I tighten my hands on his back, pull him against me, holding onto him as if he's the only thing between me and oblivion, and I guess he is. His body, holding me down. His hand, holding me up.

"Come on, Fraser," he pants in my ear. "Let go."

So I do. I let go. I let his fingers push me over the edge, and I pull him with me when I go. I explode into his hand, still following his rhythm, even then. I feel him shudder against me, feel him pulsing against my hip, feel warm wetness seeping through the cloth.

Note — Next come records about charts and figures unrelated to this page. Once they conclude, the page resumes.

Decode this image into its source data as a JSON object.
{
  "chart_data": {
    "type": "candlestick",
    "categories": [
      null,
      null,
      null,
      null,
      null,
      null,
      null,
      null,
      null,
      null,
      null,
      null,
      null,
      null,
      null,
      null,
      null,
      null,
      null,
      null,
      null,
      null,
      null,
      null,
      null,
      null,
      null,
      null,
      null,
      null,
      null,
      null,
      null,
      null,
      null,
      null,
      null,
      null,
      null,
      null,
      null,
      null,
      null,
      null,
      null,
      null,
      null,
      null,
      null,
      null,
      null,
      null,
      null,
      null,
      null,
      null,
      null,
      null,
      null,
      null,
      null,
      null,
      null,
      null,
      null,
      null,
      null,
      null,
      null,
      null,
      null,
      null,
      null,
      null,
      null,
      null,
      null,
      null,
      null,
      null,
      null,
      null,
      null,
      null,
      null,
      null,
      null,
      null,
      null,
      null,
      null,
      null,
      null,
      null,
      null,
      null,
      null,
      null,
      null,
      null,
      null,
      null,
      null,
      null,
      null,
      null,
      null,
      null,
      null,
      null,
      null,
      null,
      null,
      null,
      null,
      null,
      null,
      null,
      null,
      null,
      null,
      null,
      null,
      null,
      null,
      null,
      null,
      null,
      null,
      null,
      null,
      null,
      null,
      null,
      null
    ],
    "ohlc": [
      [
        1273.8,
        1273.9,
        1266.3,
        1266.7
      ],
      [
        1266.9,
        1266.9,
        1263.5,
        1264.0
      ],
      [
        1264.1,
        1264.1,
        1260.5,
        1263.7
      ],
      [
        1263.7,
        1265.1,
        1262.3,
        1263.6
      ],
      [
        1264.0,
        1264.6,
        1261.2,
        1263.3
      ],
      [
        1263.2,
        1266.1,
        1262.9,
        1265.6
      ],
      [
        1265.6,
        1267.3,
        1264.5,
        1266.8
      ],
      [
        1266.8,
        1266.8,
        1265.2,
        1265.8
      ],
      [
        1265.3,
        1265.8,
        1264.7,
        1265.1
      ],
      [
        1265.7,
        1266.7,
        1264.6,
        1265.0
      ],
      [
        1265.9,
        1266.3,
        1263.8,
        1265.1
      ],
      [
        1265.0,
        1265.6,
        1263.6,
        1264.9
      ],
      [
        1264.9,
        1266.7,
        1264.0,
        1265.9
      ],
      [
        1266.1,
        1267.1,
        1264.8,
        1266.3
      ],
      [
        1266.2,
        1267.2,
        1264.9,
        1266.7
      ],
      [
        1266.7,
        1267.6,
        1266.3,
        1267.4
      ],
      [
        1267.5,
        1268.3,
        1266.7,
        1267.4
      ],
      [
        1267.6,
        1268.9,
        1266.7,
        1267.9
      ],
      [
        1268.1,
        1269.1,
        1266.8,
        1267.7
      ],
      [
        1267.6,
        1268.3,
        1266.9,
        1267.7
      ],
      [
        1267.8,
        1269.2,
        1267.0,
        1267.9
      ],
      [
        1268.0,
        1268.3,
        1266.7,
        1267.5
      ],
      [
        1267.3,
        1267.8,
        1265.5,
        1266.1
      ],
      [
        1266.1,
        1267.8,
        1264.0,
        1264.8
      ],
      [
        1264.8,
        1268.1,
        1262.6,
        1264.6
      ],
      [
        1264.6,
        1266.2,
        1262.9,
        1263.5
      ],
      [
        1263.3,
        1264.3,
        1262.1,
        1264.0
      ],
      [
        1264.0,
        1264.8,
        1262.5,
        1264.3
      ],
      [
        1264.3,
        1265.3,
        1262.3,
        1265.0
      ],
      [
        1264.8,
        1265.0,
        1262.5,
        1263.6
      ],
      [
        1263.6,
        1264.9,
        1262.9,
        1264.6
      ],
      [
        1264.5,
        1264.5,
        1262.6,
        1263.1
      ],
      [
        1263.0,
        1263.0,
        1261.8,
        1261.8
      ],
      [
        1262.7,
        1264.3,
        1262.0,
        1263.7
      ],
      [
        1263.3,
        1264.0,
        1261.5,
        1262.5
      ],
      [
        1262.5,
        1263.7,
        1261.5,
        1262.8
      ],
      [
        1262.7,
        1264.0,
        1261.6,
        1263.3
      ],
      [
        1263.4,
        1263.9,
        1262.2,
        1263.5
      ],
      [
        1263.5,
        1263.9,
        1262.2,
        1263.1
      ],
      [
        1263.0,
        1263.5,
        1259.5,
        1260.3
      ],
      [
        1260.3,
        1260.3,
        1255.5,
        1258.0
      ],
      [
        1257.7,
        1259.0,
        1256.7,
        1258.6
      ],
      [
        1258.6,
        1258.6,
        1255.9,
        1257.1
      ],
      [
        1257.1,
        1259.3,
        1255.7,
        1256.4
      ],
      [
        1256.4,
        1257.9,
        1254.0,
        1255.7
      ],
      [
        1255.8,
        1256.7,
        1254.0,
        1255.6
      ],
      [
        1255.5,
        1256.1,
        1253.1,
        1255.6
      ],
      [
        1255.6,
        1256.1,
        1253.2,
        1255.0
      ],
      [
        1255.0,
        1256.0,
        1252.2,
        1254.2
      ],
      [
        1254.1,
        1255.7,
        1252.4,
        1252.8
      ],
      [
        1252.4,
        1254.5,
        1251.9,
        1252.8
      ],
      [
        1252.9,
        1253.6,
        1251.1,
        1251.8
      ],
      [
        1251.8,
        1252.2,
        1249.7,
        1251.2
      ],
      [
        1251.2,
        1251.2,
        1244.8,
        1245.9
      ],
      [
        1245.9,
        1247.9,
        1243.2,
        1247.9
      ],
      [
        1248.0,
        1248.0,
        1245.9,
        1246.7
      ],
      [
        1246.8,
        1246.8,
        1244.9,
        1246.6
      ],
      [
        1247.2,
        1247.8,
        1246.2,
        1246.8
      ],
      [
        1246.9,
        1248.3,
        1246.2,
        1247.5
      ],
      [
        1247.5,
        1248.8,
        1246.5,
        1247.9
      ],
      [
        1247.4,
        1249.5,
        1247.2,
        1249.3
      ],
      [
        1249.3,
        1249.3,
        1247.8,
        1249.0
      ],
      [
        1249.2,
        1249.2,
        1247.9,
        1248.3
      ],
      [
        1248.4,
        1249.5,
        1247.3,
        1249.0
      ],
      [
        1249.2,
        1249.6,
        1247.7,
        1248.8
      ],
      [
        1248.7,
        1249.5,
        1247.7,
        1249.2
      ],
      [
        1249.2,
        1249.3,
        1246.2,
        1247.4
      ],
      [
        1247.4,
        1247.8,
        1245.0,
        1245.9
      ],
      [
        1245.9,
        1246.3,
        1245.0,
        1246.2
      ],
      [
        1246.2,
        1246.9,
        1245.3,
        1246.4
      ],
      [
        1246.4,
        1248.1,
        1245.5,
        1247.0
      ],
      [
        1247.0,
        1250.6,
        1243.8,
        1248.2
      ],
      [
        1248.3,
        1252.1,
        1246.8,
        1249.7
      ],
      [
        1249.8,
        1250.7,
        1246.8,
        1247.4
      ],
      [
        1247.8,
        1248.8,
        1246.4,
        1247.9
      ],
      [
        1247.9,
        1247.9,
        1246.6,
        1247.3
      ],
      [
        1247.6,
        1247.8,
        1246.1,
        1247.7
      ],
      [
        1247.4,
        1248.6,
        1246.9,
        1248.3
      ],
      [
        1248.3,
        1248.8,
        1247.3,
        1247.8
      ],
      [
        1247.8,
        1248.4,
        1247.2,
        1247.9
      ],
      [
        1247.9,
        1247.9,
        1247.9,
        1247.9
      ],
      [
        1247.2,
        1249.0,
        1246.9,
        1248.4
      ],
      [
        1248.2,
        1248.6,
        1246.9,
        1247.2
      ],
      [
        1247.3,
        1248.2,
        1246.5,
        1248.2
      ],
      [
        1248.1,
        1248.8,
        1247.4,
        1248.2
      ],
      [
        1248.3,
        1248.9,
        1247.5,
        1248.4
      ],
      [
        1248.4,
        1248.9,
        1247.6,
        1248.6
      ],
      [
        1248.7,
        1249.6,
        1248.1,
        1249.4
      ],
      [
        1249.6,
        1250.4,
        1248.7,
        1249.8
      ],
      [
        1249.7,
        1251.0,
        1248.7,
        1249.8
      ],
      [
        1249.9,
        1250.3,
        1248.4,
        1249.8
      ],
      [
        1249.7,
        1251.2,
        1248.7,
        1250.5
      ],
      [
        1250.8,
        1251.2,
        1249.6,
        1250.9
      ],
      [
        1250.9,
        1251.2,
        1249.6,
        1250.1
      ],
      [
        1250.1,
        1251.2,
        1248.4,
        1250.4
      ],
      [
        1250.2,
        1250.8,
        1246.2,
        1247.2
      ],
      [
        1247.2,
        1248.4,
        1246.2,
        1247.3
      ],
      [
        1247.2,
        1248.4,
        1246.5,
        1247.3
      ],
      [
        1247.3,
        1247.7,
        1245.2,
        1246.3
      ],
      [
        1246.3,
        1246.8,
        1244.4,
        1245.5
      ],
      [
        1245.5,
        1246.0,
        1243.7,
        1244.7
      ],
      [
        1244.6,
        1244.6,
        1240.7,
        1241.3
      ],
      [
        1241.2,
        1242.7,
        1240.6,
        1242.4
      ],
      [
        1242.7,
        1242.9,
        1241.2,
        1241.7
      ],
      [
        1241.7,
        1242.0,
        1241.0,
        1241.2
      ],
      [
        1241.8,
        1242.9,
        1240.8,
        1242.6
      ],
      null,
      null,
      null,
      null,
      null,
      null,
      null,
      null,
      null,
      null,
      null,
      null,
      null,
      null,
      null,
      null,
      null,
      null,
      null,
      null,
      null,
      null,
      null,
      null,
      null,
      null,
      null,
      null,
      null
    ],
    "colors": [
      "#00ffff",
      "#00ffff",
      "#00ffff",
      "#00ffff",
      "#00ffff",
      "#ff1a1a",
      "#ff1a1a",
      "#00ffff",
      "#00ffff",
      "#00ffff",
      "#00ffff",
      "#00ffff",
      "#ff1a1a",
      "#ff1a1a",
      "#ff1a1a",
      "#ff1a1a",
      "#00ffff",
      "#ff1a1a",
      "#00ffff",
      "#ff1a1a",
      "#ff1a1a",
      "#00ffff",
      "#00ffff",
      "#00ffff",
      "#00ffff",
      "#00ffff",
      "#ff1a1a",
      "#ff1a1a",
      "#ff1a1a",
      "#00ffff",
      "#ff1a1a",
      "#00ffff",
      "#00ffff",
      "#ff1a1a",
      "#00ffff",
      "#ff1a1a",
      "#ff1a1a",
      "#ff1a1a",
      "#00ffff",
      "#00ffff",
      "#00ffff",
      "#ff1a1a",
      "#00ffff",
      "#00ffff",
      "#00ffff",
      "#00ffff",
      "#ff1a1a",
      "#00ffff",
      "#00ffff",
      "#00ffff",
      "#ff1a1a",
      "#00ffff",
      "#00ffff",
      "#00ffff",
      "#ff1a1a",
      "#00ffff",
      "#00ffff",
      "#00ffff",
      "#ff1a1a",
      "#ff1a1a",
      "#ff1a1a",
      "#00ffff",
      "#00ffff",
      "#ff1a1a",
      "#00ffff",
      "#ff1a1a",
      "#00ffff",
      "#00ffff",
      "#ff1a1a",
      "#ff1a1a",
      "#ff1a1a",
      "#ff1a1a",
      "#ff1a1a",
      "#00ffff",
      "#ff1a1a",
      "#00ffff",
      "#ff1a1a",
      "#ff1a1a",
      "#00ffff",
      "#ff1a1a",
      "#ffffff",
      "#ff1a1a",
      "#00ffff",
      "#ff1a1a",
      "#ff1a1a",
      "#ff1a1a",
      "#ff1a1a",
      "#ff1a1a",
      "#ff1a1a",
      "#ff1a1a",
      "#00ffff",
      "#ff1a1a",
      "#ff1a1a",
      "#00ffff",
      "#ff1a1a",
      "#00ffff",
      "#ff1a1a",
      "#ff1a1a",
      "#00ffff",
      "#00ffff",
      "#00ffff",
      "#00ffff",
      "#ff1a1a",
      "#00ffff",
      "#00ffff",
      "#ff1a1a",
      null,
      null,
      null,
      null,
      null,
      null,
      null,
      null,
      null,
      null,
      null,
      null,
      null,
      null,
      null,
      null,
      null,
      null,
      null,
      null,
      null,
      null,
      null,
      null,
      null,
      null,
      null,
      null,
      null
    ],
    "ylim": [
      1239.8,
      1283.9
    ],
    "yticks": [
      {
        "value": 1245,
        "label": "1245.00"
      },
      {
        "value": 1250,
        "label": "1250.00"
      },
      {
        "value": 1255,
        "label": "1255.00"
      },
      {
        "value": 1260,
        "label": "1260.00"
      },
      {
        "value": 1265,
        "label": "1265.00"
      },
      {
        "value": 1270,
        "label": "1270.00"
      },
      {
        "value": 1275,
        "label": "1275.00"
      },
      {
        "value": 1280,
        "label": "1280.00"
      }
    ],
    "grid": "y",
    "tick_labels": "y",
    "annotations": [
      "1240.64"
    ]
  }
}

Slowly, slowly, I catch my breath, feel my heart rate drop down to a safer level. He's heavy on me, boneless and hot. He's still holding me lightly in his hand, squeezing gently in our new slow rhythm.

It feels…wonderful.

He sighs against me, lifts his head, then smiles at me, and I feel that smile all over my body

"See? You did it," he says, propping himself up on an elbow so he can look down at me.

"I think you did it," I tell him.

"You loosened up good," he says, stroking softly, soothing me before he releases me. "Wasn't sure you could, you know? You're pretty stiff." I can't help it: I glance down our bodies, to where I am, in fact, no longer stiff, and he barks a laugh at me.

"You surprised me, Fraser," he says. "You're just a big old box of surprises."

I clear my throat. "I surprised myself, Ray."

It's hard to believe we're really here—aligned, in equilibrium. Attuned. I press my hands on his back, slide them back and forth, and when he slowly starts to move against me, I realize my hands have picked up the rhythm of the music still playing around us without my knowing it. Without my thinking about it. His grin delights me.

I close my eyes, concentrate on my hands sliding over the smooth skin of his back, and I feel…whole. It's not the music so much as him I feel down deep in my bones, solid and sure. We're breathing at the same pace now, synchronous and steady. And against my chest, I feel his fingers tapping lightly again. He can feel my pulse, I'm sure, reaching up for his hand. Reaching for him.

He's teaching me something I didn't know I could learn.

He's teaching me the rhythm of my heart.